La Tres Veces Coronada Villa, la Ciudad de los Reyes, la ciudad del Infierno, la Villa Jardín, la horrible, la dorada, la gris, de cielo panza de burro, de cielo sin cielo. Ciudad de neblina, de garúa, virreinal, colonial, barroca, rococó, híbrida, ecléctica, caótica, asimétrica, española, indígena, mozárabe, latinoamericana, suburbana, residencial. La ciudad de mil quimeras, la ciudad de postergaciones, de barreras, de sueños inconclusos… Lima, a falta de una identidad definida, ha optado por un mecanismo sencillo, acaso el más cómodo de acuerdo con su carácter antojadizo y voluble: acumular todos los nombres, con un gusto particular que se mueve entre la gloria por el pasado señorial, y el anhelo de desarrollo y modernidad. Desde los antiguos cronistas y conquistadores hasta los escritores y cronistas contemporáneos, pasando por viajeros y artistas ilustres que visitaron Lima o la habitaron (Melville, Rugendas, Gauguin, von Humboldt, Heinrich Witt, Middendorf…), todos han tratado de dejar testimonio de su paso por esta ciudad: amor, fascinación, perplejidad, rechazo.

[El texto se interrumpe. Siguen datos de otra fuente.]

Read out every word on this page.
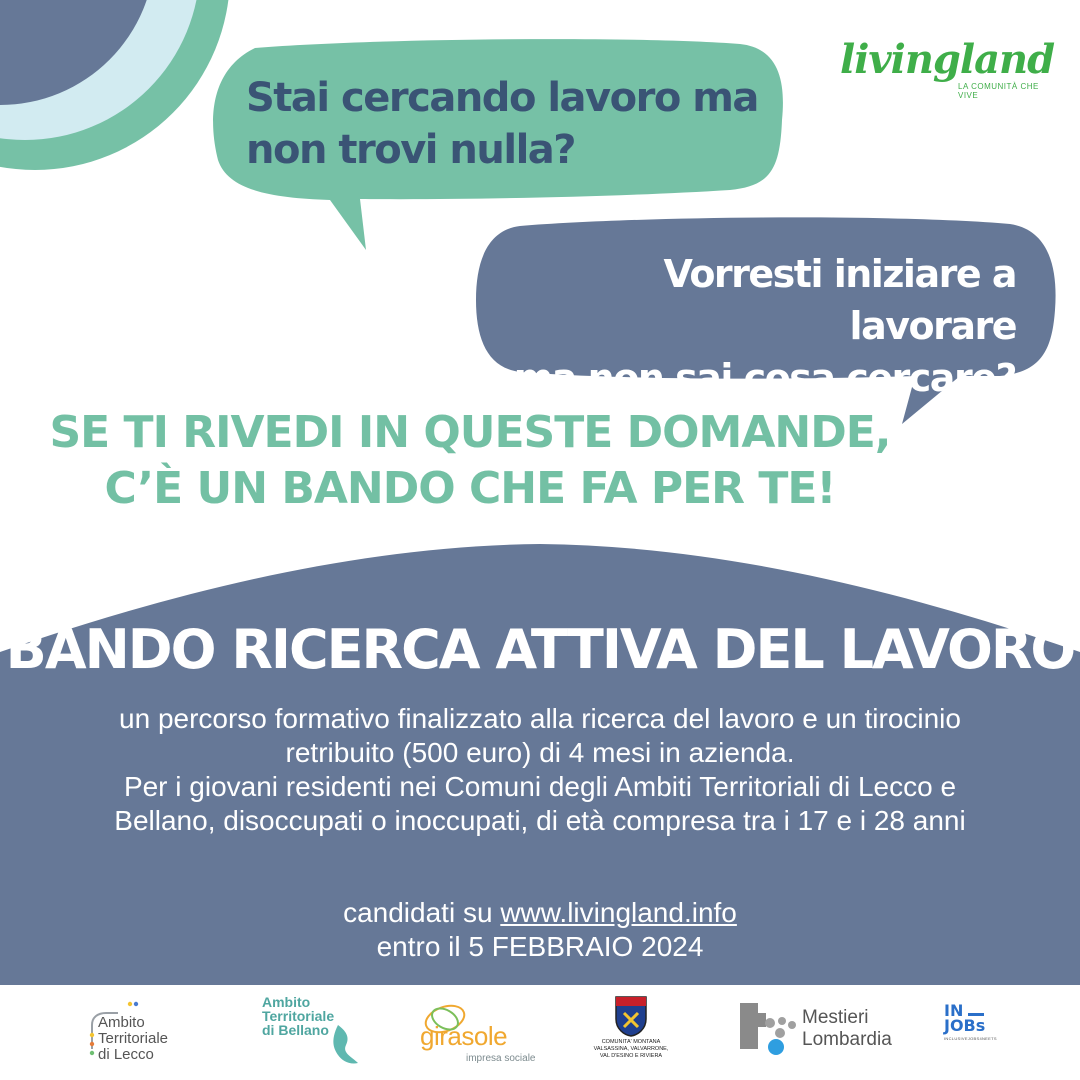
livingland
LA COMUNITÀ CHE VIVE
Stai cercando lavoro ma
non trovi nulla?
Vorresti iniziare a lavorare
ma non sai cosa cercare?
SE TI RIVEDI IN QUESTE DOMANDE,
C’È UN BANDO CHE FA PER TE!
BANDO RICERCA ATTIVA DEL LAVORO
un percorso formativo finalizzato alla ricerca del lavoro e un tirocinio
retribuito (500 euro) di 4 mesi in azienda.
Per i giovani residenti nei Comuni degli Ambiti Territoriali di Lecco e
Bellano, disoccupati o inoccupati, di età compresa tra i 17 e i 28 anni
candidati su www.livingland.info
entro il 5 FEBBRAIO 2024
Ambito
Territoriale
di Lecco
Ambito
Territoriale
di Bellano	girasole
impresa sociale
COMUNITA' MONTANA
VALSASSINA, VALVARRONE,
VAL D'ESINO E RIVIERA
Mestieri
Lombardia
IN
JOBs
INCLUSIVEJOBS4NEETS
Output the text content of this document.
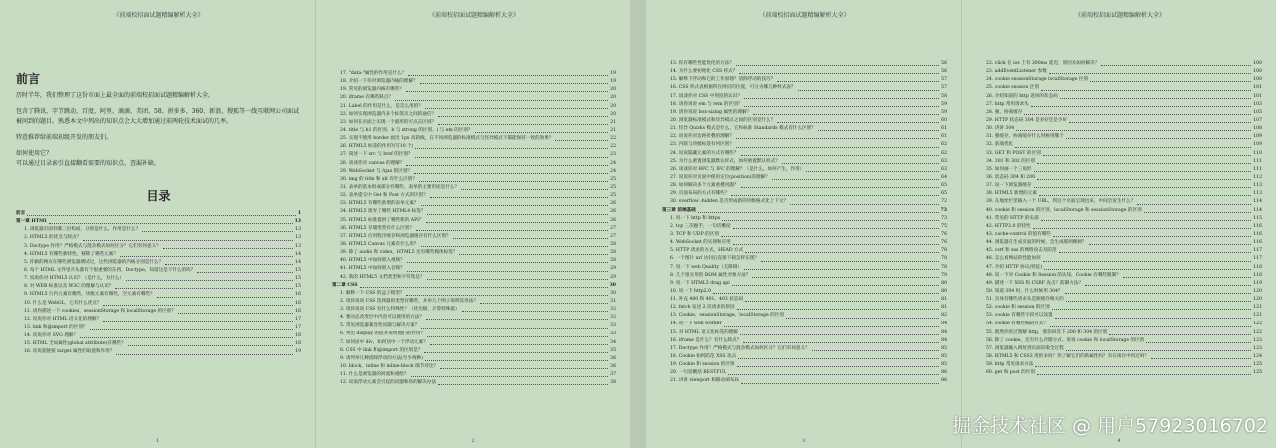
《前端校招面试题精编解析大全》
前言

历时半年，我们整理了这份市面上最全面的前端校招面试题精编解析大全。

包含了腾讯、字节跳动、百度、阿里、滴滴、美团、58、拼多多、360、新浪、搜狐等一线互联网公司面试被问到的题目。熟悉本文中列出的知识点会大大增加通过前两轮技术面试的几率。

特意推荐给前端初级开发的朋友们。

如何使用它？
可以通过目录索引直接翻看需要的知识点，查漏补缺。

目录
前言	1
第一章 HTML	13
1. 浏览器页面有哪三层构成，分别是什么，作用是什么？	13
2. HTML5 的优点与缺点？	13
3. Doctype 作用？严格模式与混杂模式如何区分？它们有何意义？	13
4. HTML5 有哪些新特性、移除了哪些元素？	14
5. 你做的网页在哪些浏览器测试过，这些浏览器的内核分别是什么？	14
6. 每个 HTML 文件里开头都有个很重要的东西，Doctype，知道这是干什么的吗？	15
7. 说说你对 HTML5 认识？（是什么，为什么）	15
8. 对 WEB 标准以及 W3C 的理解与认识？	15
9. HTML5 行内元素有哪些，块级元素有哪些，空元素有哪些？	16
10. 什么是 WebGL，它有什么优点？	16
11. 请你描述一下 cookies，sessionStorage 和 localStorage 的区别？	16
12. 说说你对 HTML 语义化的理解？	17
13. link 和@import 的区别？	17
14. 说说你对 SVG 理解？	18
15. HTML 全局属性(global attribute)有哪些？	18
16. 说说超链接 target 属性的取值和作用？	19
1
《前端校招面试题精编解析大全》
17. "data-"属性的作用是什么？	19
18. 介绍一下你对浏览器内核的理解？	19
19. 常见的浏览器内核有哪些？	20
20. iframe 有哪些缺点？	20
21. Label 的作用是什么，是怎么用的？	20
22. 如何实现浏览器内多个标签页之间的通信？	20
23. 如何在页面上实现一个圆形的可点击区域？	21
24. title 与 h1 的区别、b 与 strong 的区别、i 与 em 的区别？	21
25. 实现不使用 border 画出 1px 高的线，在不同浏览器的标准模式与怪异模式下都能保持一致的效果？	22
26. HTML5 标签的作用?(写10 个)	22
27. 简述一下 src 与 href 的区别？	23
28. 谈谈你对 canvas 的理解？	24
29. WebSocket 与 Ajax 的区别？	24
30. img 的 title 和 alt 有什么区别？	25
31. 表单的基本组成部分有哪些，表单的主要用途是什么？	25
32. 表单提交中 Get 和 Post 方式的区别？	25
33. HTML5 有哪些新增的表单元素？	26
34. HTML5 废弃了哪些 HTML4 标签？	26
35. HTML5 标准提供了哪些新的 API？	26
36. HTML5 存储类型有什么区别？	27
37. HTML5 应用程序缓存和浏览器缓存有什么区别？	27
38. HTML5 Canvas 元素有什么用？	28
39. 除了 audio 和 video，HTML5 还有哪些媒体标签？	28
40. HTML5 中如何嵌入视频？	28
41. HTML5 中如何嵌入音频？	29
42. 新的 HTML5 文档类型和字符集是？	29
第二章 CSS	30
1. 解释一下 CSS 的盒子模型？	30
2. 请你说说 CSS 选择器的类型有哪些，并举几个例子说明其用法？	31
3. 请你说说 CSS 有什么特殊性？（优先级、计算特殊值）	32
4. 要动态改变层中内容可以使用的方法？	32
5. 常见浏览器兼容性问题与解决方案？	33
6. 列出 display 的值并说明他们的作用？	33
7. 如何居中 div，如何居中一个浮动元素？	34
8. CSS 中 link 和@import 的区别是？	35
9. 请列举几种清除浮动的方法(至少两种)	36
10. block，inline 和 inline-block 细节对比？	36
11. 什么是浏览器的回流和重绘？	37
12. 说说浮动元素会引起的问题和你的解决办法	38
2
《前端校招面试题精编解析大全》
13. 你有哪些性能优化的方法？	56
14. 为什么要初始化 CSS 样式？	56
15. 解释下浮动和它的工作原理？清除浮动的技巧？	57
16. CSS 样式表根据所在网页的位置，可分为哪几种样式表？	57
17. 谈谈你对 CSS 中刻度的认识？	58
18. 请你说说 em 与 rem 的区别？	59
19. 请你说说 box-sizing 属性的理解？	59
20. 浏览器标准模式和怪异模式之间的区别是什么？	60
21. 怪异 Quirks 模式是什么，它和标准 Standards 模式有什么区别？	61
22. 说说你对边距折叠的理解？	61
23. 内联与块级标签有何区别？	62
24. 说说隐藏元素的方式有哪些？	62
25. 为什么重置浏览器默认样式，如何重置默认样式？	63
26. 谈谈你对 BFC 与 IFC 的理解？（是什么，如何产生，作用）	63
27. 说说你对页面中使用定位(position)的理解？	64
28. 如何解决多个元素重叠问题？	65
29. 页面布局的方式有哪些？	65
30. overflow :hidden 是否形成新的块级格式化上下文？	72
第三章 前端基础	73
1. 说一下 http 和 https	73
2. tcp 三次握手，一句话概括	75
3. TCP 和 UDP 的区别	76
4. WebSocket 的实现和应用	76
5. HTTP 请求的方式，HEAD 方式	78
6. 一个图片 url 访问后直接下载怎样实现？	78
7. 说一下 web Quality（无障碍）	78
8. 几个很实用的 BOM 属性对象方法？	79
9. 说一下 HTML5 drag api	80
10. 说一下 http2.0	80
11. 补充 400 和 401、403 状态码	81
12. fetch 发送 2 次请求的原因	81
13. Cookie、sessionStorage、localStorage 的区别	82
14. 说一下 web worker	84
15. 对 HTML 语义化标签的理解	84
16. iframe 是什么？有什么缺点？	84
17. Doctype 作用？严格模式与混杂模式如何区分？它们有何意义？	85
18. Cookie 如何防范 XSS 攻击	85
19. Cookie 和 session 的区别	85
20. 一句话概括 RESTFUL	86
21. 讲讲 viewport 和移动端布局	86
3
《前端校招面试题精编解析大全》
22. click 在 ios 上有 300ms 延迟，原因及如何解决？	100
23. addEventListener 参数	100
24. cookie sessionStorage localStorage 区别	100
25. cookie session 区别	101
26. 介绍知道的 http 返回的状态码	101
27. http 常用请求头	103
28. 强，协商缓存	105
29. HTTP 状态码 304 是多好还是少好	107
30. 讲讲 304	108
31. 强缓存、协商缓存什么时候用哪个	109
32. 前端优化	109
33. GET 和 POST 的区别	110
34. 301 和 302 的区别	111
35. 如何画一个三角形	111
36. 状态码 304 和 200	112
37. 说一下浏览器缓存	113
38. HTML5 新增的元素	113
39. 在地址栏里输入一个 URL，到这个页面呈现出来，中间会发生什么？	114
40. cookie 和 session 的区别，localStorage 和 sessionStorage 的区别	114
41. 常见的 HTTP 的头部	115
42. HTTP2.0 的特性	116
43. cache-control 的值有哪些	116
44. 浏览器在生成页面的时候，会生成那两棵树？	116
45. csrf 和 xss 的网络攻击及防范	117
46. 怎么看网站的性能如何	117
47. 介绍 HTTP 协议(特征)	118
48. 说一下对 Cookie 和 Session 的认知，Cookie 有哪些限制？	118
49. 描述一下 XSS 和 CSRF 攻击？防御方法？	119
50. 知道 304 吗，什么时候用 304？	120
51. 具体有哪些请求头是跟缓存相关的	120
52. cookie 和 session 的区别	121
53. cookie 有哪些字段可以设置	121
54. cookie 有哪些编码方式？	122
55. 既然你看过图解 http，那你回答下 200 和 304 的区别	122
56. 除了 cookie，还有什么存储方式。说说 cookie 和 localStorage 的区别	123
57. 浏览器输入网址到页面渲染全过程	123
58. HTML5 和 CSS3 用的多吗？你了解它们的新属性吗？有在项目中用过吗？	124
59. http 常见请求方法	125
60. get 和 post 的区别	125
4
掘金技术社区 @ 用户5792301670​2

Ya en el siglo XX, de manera más constante, Lima, como tema, ha sido abordada y actualizada sobre todo desde las Ciencias Sociales, con la objetividad y perspectivas que este enfoque exige y el sacrificio de las historias privadas. Sebastián Salazar Bondy, en cambio, ha sido, si bien no intimista, quizá el último escritor importante de nuestra tradición en encarar, desde el ensayo literario, una reflexión seria e integral sobre la ciudad, poniendo la reflexión aguda sobre las principales problemáticas, pero bajo el lente de la prosa literaria, subgénero que permite asomarse al mundo con un vaivén que oscila entre el pensamiento racional y el asombro primigenio, el juicio crítico y la mirada personal (entre sus principales aportes figuran el concepto de Arcadia colonial y la reivindicación de la historia prehispánica de nuestra ciudad, aún muy vigentes).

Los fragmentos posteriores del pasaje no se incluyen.